Christopher Rollston recently published “The Khirbet Qeiyafa Ostracon: Methodological Musings and Caveats” in Tel Aviv 38 (2011): 67–82. In this article, which I strongly recommend to anyone considering the implications of the Qeiyafa Ostracon for an archaeologically-informed take on Israelite and Judean history, Rollston concludes:
I would be happy to state that the Qeiyafa Ostracon was written in a particular language, if there were some diagnostic features in it that are most characteristic of a particular Iron Age Northwest Semitic language. The problem, however, is that there are not. For this reason, it is necessary to state that there is not sufficient evidence to make a determination. (p. 78)
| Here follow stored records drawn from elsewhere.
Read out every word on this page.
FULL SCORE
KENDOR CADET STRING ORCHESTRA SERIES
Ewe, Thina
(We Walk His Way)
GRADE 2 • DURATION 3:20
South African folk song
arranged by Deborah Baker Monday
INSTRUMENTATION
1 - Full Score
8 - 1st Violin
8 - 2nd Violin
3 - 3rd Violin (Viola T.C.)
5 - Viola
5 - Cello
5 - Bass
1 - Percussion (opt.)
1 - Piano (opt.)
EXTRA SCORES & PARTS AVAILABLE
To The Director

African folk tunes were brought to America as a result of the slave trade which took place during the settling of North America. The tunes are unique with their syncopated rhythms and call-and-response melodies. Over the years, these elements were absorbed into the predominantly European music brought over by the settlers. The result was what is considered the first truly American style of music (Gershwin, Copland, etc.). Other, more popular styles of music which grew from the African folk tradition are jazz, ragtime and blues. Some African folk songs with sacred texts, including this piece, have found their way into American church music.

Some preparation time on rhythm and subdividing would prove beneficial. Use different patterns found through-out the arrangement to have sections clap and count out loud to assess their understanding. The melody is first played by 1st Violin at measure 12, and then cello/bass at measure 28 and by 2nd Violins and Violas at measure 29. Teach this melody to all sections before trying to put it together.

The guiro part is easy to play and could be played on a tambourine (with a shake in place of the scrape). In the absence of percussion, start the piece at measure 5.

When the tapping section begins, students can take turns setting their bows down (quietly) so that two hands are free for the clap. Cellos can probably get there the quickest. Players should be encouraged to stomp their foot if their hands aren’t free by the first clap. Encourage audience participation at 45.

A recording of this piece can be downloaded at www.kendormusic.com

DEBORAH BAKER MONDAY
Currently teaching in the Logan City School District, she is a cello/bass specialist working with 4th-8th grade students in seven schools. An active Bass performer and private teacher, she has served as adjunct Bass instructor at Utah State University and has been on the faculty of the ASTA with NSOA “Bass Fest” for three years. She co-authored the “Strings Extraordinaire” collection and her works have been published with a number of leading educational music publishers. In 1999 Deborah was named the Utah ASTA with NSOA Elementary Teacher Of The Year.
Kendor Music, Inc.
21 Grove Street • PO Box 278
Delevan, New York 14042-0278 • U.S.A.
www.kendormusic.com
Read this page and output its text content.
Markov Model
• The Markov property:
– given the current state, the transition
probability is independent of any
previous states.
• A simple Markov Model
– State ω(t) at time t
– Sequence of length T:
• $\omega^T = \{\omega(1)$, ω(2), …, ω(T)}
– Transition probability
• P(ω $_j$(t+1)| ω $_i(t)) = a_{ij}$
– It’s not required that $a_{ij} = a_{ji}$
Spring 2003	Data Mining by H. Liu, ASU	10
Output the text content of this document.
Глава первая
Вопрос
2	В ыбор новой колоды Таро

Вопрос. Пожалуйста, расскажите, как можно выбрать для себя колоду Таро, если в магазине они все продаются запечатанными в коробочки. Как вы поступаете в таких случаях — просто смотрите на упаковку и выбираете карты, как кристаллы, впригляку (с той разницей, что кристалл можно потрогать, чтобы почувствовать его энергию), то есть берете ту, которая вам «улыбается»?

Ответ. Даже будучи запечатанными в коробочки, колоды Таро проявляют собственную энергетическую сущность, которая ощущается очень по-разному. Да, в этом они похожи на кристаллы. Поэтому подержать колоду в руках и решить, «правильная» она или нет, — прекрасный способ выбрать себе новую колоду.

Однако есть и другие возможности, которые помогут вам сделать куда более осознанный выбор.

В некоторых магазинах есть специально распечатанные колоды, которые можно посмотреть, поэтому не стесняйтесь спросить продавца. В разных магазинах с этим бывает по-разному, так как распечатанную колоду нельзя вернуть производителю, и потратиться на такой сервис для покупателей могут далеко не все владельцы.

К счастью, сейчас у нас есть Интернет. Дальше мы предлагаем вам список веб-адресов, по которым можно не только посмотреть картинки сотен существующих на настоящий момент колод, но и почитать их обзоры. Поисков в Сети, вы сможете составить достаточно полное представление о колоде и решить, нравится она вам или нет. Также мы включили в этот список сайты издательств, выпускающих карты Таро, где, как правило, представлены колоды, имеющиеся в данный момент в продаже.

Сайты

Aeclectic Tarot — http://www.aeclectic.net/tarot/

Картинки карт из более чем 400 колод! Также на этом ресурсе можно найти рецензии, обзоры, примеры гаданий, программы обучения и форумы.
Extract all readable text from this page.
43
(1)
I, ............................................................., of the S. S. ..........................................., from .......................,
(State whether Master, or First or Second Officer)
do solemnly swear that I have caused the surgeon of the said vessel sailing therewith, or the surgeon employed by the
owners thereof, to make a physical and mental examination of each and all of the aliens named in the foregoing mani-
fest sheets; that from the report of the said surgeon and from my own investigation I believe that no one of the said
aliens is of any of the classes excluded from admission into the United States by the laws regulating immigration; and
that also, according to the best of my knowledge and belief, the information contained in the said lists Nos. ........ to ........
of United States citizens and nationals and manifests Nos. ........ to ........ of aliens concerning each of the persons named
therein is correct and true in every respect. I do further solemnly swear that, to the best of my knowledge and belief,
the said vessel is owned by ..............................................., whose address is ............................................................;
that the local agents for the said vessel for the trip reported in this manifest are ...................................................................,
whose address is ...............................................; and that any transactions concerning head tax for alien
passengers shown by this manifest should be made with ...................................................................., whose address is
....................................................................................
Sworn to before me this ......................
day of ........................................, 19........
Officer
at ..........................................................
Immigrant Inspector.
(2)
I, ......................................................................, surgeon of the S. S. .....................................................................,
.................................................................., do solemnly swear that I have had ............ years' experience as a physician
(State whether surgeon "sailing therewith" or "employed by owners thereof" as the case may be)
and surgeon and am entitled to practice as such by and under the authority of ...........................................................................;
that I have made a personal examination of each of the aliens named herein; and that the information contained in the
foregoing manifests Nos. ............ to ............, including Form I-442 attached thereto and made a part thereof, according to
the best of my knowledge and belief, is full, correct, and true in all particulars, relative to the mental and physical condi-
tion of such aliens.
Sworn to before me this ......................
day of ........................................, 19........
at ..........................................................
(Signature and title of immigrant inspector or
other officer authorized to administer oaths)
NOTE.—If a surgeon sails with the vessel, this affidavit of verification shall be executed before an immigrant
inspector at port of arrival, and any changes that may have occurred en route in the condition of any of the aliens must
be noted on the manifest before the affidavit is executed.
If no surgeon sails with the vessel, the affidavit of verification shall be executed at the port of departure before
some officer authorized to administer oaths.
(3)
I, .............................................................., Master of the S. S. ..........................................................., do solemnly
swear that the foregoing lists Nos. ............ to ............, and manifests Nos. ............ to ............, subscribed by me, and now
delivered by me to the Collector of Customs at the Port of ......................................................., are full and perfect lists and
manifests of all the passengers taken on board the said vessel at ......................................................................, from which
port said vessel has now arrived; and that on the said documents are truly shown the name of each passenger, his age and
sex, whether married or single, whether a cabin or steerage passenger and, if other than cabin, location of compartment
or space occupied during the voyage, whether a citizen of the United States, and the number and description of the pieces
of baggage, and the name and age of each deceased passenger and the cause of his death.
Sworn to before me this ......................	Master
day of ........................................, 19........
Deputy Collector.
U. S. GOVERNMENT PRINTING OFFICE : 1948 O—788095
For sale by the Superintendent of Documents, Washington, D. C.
Rollston also warns, with reference to attempts to use the several and significantly differing reconstructions of the Qeiyafa Ostracon’s content (or, in some cases, almost the Qeiyafa Ostracon’s mere existence) to draw conclusions about state formation and/or literacy somewhere in the vicinity of the turn of the first millennium BC:
[T]he field of scholarship must be very cautious about saddling this document with freight that it cannot readily carry.
Again, I strongly recommend the entire article for a no-nonsense assessment of whether or not the Qeiyafa Ostracon is written in Hebrew and what it can(not) tell us about early Israelite/Judean state formation. According to the publisher’s web site, Tel Aviv publishes open access papers; however, the online issues are served up by Ingenta, which has the articles from the June 2011 issue marked as subscriber-only rather than open access. I’ll use the closing words of Rollston’s article as the closing words of this post: when dealing with such sparse and inconclusive evidence, “[c]aution … should be the modus operandi.”